The best books for understanding inequality and why there are still big disagreements over the cause
My book is one of those books looking at the causes of inequality.
In my book I look at inequality and its relationship to poverty and wealth. About the fact that we live in a world of very many poor people and a very few extremely rich ones—the poor and the plutocrats of its title. It differs though from many other books on this subject by its global and historical perspective.
From these perspectives the last twenty years have seen declines in inequality between countries and the fastest fall in the numbers of absolutely poor in history—those living on less than the World Bank extreme poverty line of US$1.90 per day. In parallel, inequality within some countries has, since 1980, increased markedly, particularly in the US and the UK. This increase stands in stark contrast to the falls in inequality in now-rich countries from the early part of the twentieth century until the 1970s.
This changing pattern of inequality is viewed through the lens of how, over the course of the last two centuries, the value of relatively unskilled labour has changed.

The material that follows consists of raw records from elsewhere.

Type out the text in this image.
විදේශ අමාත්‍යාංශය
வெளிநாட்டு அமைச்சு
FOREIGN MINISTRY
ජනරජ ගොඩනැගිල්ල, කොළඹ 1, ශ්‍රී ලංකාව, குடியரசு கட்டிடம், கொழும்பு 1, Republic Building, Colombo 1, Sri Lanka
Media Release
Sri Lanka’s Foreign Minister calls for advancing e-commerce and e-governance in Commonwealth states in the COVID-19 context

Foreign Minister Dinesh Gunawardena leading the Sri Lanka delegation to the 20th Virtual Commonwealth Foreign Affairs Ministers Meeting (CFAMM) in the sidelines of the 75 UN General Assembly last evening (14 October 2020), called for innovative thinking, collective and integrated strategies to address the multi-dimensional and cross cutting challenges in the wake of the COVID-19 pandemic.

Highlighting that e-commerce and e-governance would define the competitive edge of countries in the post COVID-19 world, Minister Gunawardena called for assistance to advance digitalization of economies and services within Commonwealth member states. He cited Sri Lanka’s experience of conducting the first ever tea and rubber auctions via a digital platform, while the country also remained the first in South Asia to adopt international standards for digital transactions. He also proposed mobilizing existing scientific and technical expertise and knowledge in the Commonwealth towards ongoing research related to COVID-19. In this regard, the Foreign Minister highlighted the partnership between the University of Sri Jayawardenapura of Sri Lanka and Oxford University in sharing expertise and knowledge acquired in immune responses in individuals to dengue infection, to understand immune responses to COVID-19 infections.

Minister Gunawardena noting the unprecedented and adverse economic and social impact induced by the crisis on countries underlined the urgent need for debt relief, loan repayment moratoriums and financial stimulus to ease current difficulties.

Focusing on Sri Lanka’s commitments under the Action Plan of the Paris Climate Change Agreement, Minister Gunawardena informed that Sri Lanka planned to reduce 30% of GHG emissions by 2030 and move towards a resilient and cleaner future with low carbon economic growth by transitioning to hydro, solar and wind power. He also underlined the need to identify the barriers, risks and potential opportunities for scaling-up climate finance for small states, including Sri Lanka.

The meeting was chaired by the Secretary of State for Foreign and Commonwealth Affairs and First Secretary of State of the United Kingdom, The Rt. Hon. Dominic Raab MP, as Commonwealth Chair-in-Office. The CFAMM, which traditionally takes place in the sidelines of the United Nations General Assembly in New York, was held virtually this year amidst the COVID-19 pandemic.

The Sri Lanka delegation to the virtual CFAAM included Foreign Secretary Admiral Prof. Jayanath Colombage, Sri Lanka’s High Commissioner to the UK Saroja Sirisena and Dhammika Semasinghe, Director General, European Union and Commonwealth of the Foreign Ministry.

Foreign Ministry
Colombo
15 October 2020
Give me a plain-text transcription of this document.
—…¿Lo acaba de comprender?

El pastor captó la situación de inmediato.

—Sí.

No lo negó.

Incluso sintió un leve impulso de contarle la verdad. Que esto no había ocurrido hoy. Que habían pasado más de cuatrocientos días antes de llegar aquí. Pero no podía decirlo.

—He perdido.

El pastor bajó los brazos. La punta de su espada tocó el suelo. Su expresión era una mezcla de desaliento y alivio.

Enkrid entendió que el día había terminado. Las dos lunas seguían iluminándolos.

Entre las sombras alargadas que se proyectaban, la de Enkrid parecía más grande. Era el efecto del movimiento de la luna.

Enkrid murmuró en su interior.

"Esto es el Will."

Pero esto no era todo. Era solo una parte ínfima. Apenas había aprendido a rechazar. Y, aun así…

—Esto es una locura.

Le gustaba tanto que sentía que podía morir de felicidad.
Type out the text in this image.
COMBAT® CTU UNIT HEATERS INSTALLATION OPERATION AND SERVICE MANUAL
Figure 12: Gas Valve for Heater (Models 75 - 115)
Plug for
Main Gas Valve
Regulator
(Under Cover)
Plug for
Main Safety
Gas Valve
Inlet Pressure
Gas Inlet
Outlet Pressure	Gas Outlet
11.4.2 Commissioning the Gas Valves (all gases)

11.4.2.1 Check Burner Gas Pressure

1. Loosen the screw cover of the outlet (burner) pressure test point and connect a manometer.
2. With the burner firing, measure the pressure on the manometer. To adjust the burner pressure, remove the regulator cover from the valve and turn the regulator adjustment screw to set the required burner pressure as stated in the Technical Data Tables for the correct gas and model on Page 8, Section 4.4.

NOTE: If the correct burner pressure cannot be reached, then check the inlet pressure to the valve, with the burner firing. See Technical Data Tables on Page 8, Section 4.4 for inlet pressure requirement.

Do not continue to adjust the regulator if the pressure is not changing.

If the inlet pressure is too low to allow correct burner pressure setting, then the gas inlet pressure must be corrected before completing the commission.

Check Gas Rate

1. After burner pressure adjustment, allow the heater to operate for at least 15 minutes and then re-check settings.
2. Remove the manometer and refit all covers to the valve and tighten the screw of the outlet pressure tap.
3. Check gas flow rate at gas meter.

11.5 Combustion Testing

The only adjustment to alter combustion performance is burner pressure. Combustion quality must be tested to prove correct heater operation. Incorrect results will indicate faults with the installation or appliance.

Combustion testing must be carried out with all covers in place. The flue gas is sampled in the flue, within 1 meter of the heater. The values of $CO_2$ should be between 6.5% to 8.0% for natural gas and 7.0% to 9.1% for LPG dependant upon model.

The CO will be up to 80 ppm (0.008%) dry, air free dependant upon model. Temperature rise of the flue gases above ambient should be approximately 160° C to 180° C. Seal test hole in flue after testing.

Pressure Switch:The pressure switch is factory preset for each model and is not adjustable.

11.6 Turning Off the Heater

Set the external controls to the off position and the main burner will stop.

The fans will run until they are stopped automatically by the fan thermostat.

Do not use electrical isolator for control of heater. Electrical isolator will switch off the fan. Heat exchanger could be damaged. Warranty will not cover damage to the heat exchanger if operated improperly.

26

The rising value of such labour has provided a ladder by which, in countries which have found the key, the incomes of all have risen.
To understand the co-existence of the poor and the plutocrats we need to examine patterns of growth in national income and how the 1 per cent have captured, in some countries, an increasing share of that income. This book seeks to explain how we have come to live in a world of such high levels of incomes and such dissatisfaction with how that income is distributed.